Robotic transcatheter tricuspid valve replacement with hybrid enhanced intelligence: a new paradigm and first-in-vivo study
Wang, Shuangyi, Lin, Haichuan, Xie, Yiping, Wang, Ziqi, Chen, Dong, Tan, Longyue, Hou, Xilong, Chen, Chen, Zhou, Xiao-Hu, Lin, Shengtao, Pan, Fei, So, Kent Chak-Yu, Hou, Zeng-Guang
Transcatheter tricuspid valve replacement (TTVR) is the latest treatment for tricuspid regurgitation and is in the early stages of clinical adoption. Intelligent robotic approaches are expected to overcome the challenges of surgical manipulation and widespread dissemination, but systems and protocols with high clinical utility have not yet been reported. In this study, we propose a complete solution that includes a passive stabilizer, robotic drive, detachable delivery catheter and valve manipulation mechanism. Working towards autonomy, a hybrid augmented intelligence approach based on reinforcement learning, Monte Carlo probabilistic maps and human-robot co-piloted control was introduced. Systematic tests in phantom and first-in-vivo animal experiments were performed to verify that the system design met the clinical requirement.
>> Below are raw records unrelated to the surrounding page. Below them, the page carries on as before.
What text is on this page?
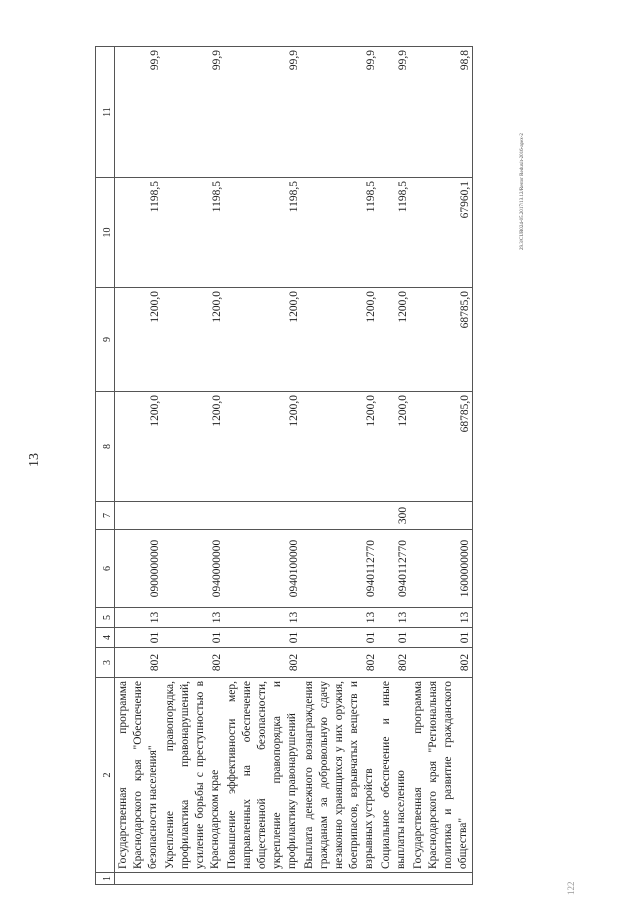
13
29.3/CUR024-05.2017/13.12/Restor Reduxit-2016-apex-2
122
1	2	3	4	5	6	7	8	9	10	11
	Государственная программа Краснодарского края "Обеспечение безопасности населения"	802	01	13	0900000000		1200,0	1200,0	1198,5	99,9
	Укрепление правопорядка, профилактика правонарушений, усиление борьбы с преступностью в Краснодарском крае	802	01	13	0940000000		1200,0	1200,0	1198,5	99,9
	Повышение эффективности мер, направленных на обеспечение общественной безопасности, укрепление правопорядка и профилактику правонарушений	802	01	13	0940100000		1200,0	1200,0	1198,5	99,9
	Выплата денежного вознаграждения гражданам за добровольную сдачу незаконно хранящихся у них оружия, боеприпасов, взрывчатых веществ и взрывных устройств	802	01	13	0940112770		1200,0	1200,0	1198,5	99,9
	Социальное обеспечение и иные выплаты населению	802	01	13	0940112770	300	1200,0	1200,0	1198,5	99,9
	Государственная программа Краснодарского края "Региональная политика и развитие гражданского общества"	802	01	13	1600000000		68785,0	68785,0	67960,1	98,8
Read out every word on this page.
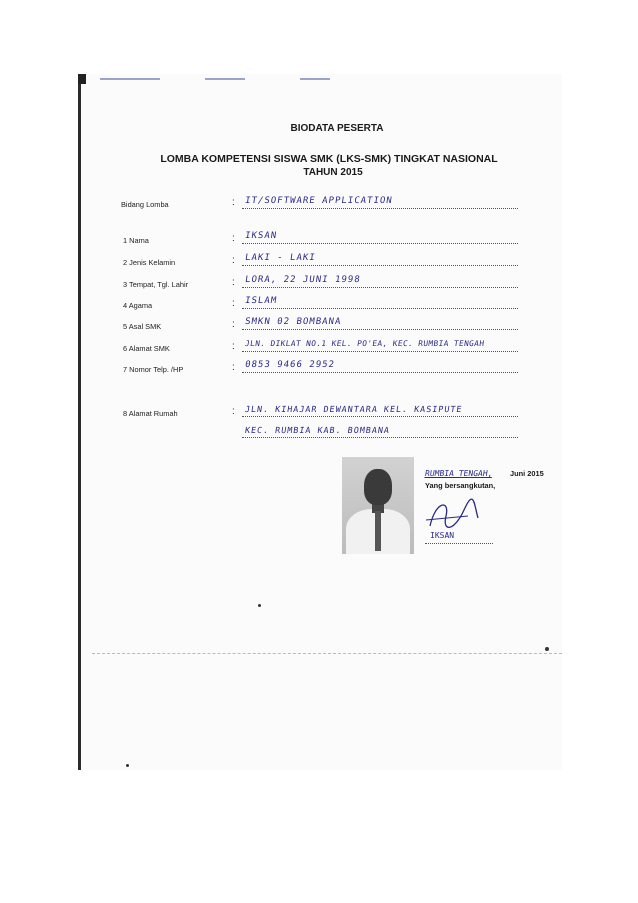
BIODATA PESERTA
LOMBA KOMPETENSI SISWA SMK (LKS-SMK) TINGKAT NASIONAL
TAHUN 2015
Bidang Lomba	: IT/SOFTWARE APPLICATION
1 Nama	: IKSAN
2 Jenis Kelamin	: LAKI - LAKI
3 Tempat, Tgl. Lahir	: LORA, 22 JUNI 1998
4 Agama	: ISLAM
5 Asal SMK	: SMKN 02 BOMBANA
6 Alamat SMK	: JLN. DIKLAT NO.1 KEL. PO'EA, KEC. RUMBIA TENGAH
7 Nomor Telp. /HP	: 0853 9466 2952
8 Alamat Rumah	: JLN. KIHAJAR DEWANTARA KEL. KASIPUTE
KEC. RUMBIA KAB. BOMBANA
RUMBIA TENGAH, Juni 2015
Yang bersangkutan,
IKSAN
Furthermore, the experimental results confirmed the advantages of co-piloted control over conventional master-slave control in terms of time efficiency, control efficiency, autonomy and stability of operation. In conclusion, this study provides a comprehensive pathway for robotic TTVR and, to our knowledge, completes the first animal study that not only successfully demonstrates the application of hybrid enhanced intelligence in interventional robotics, but also provides a solution with high application value for a cutting-edge procedure.